Roberto Lamma, avvocato spezzino che per undici anni ha assistito tre imputati - Antonino Valguarnera, Carlo Arculeo, Luca Finotti -, aveva preferito farsi da parte nell'ultimo giudizio, cedendo il posto al collega Alessandro Gamberini. E però ieri ha voluto comunque venire a Roma, perché - confessa - si è affezionato a quei ragazzi e alla loro storia. «Sono sempre stati innocenti, la loro unica colpa era stata quella di aver rubato una Vespa e di aver seguito gli scontri. Le precedenti condanne (8 anni di reclusione per ciascuno) mi avevano veramente frustrato, era una vera ingiustizia». Adesso invece è probabile che Valguarnera e Arculeo non facciano un solo giorno dietro le sbarre, grazie ad attenuanti, indulto e affidamento ai servizi sociali. «Sono felice per loro, perché alla fine è stata accolta la mia eccezione, quella che prendeva in considerazione "di aver agito sotto la suggestione di una folla in tumulto" ».
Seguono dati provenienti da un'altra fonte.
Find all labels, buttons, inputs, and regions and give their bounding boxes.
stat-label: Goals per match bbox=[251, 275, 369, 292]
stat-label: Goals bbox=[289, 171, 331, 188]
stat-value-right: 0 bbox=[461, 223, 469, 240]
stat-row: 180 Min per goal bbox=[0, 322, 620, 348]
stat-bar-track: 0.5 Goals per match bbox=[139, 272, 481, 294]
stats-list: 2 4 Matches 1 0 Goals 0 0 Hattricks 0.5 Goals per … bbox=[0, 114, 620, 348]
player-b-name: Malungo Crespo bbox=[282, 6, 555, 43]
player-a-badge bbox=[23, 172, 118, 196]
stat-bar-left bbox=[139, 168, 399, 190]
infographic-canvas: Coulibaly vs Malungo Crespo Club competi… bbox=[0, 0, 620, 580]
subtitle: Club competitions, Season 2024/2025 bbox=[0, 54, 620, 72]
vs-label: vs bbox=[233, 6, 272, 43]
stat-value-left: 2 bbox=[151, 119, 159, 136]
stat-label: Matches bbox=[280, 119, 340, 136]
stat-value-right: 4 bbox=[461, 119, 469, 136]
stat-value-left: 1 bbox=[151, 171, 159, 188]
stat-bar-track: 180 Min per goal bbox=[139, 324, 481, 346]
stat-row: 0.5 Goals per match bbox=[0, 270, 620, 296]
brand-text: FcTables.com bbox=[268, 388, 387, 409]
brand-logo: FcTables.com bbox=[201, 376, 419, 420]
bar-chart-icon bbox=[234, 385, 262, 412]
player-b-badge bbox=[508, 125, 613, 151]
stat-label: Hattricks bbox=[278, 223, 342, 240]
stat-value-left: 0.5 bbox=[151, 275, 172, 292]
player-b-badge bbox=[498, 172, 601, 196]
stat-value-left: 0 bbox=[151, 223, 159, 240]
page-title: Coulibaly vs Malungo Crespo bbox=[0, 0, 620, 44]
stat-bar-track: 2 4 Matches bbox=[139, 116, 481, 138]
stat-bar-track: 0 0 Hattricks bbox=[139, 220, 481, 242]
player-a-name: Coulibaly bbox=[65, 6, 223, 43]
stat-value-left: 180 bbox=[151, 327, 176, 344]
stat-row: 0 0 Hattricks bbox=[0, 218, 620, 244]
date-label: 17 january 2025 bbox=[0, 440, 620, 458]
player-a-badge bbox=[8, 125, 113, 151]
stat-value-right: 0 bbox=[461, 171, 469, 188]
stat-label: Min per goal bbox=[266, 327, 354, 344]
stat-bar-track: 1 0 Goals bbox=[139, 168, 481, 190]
Laura Tartarini, un altro legale genovese protagonista del processo, scuote invece la testa. «Una sentenza assurda, fuori dal tempo. Devastazione e saccheggio: per questioni di ordine pubblico è stato applicato il concetto del codice Rocco, e le condanne sono di conseguenza abnormi. Ci ritroviamo con un ragazzo che dovrà trascorrere 14 anni in galera senza aver fatto del male a nessuno. Ha danneggiato degli istituti di credito e degli autosaloni, risarciti a tempo di record dalle assicurazioni: e invece sconta la pena di un omicida. Undici anni fa a Genova i problemi di ordine pubblico hanno riguardato anche quelli che dovevano tutelarlo, non solo i manifestanti. Ma per fatti ancora più gravi nessuno di loro andrà in prigione».

Giuliani: "Applicato il Codice Rocco"

«HO sempre sostenuto che le condanne comminate in appello per quei 10 ragazzi erano aberranti. Adesso voglio capire se è caduta l'accusa di associazione finalizzata alla devastazione e saccheggio». Così Giuliano Giuliani, padre di Carlo ucciso a Genova durante il G8 del 2001, ha commentato la decisione della Cassazione. «Hanno caricato su un manipolo di ragazzi la responsabilità totale di quello che successe allora - dice - e il computo delle pene fu addirittura più alto di quelle comminate per i massacri della Diaz. La cosa che mi preoccupa è l'accusa di associazione: una norma del codice Rocco recuperato in un'aula di tribunale dell'Italia democratica per giustificare una cosa assurda». Nel frattempo il comitato per la campagna '10x100' ha consegnato l'appello con trentamila firme di personalità della cultura e dello spettacolo - tra i quali Dario Fo e Franca Rame, Margherita Hack e Erri De Luca - con cui chiede l'annullamento delle condanne dei no global.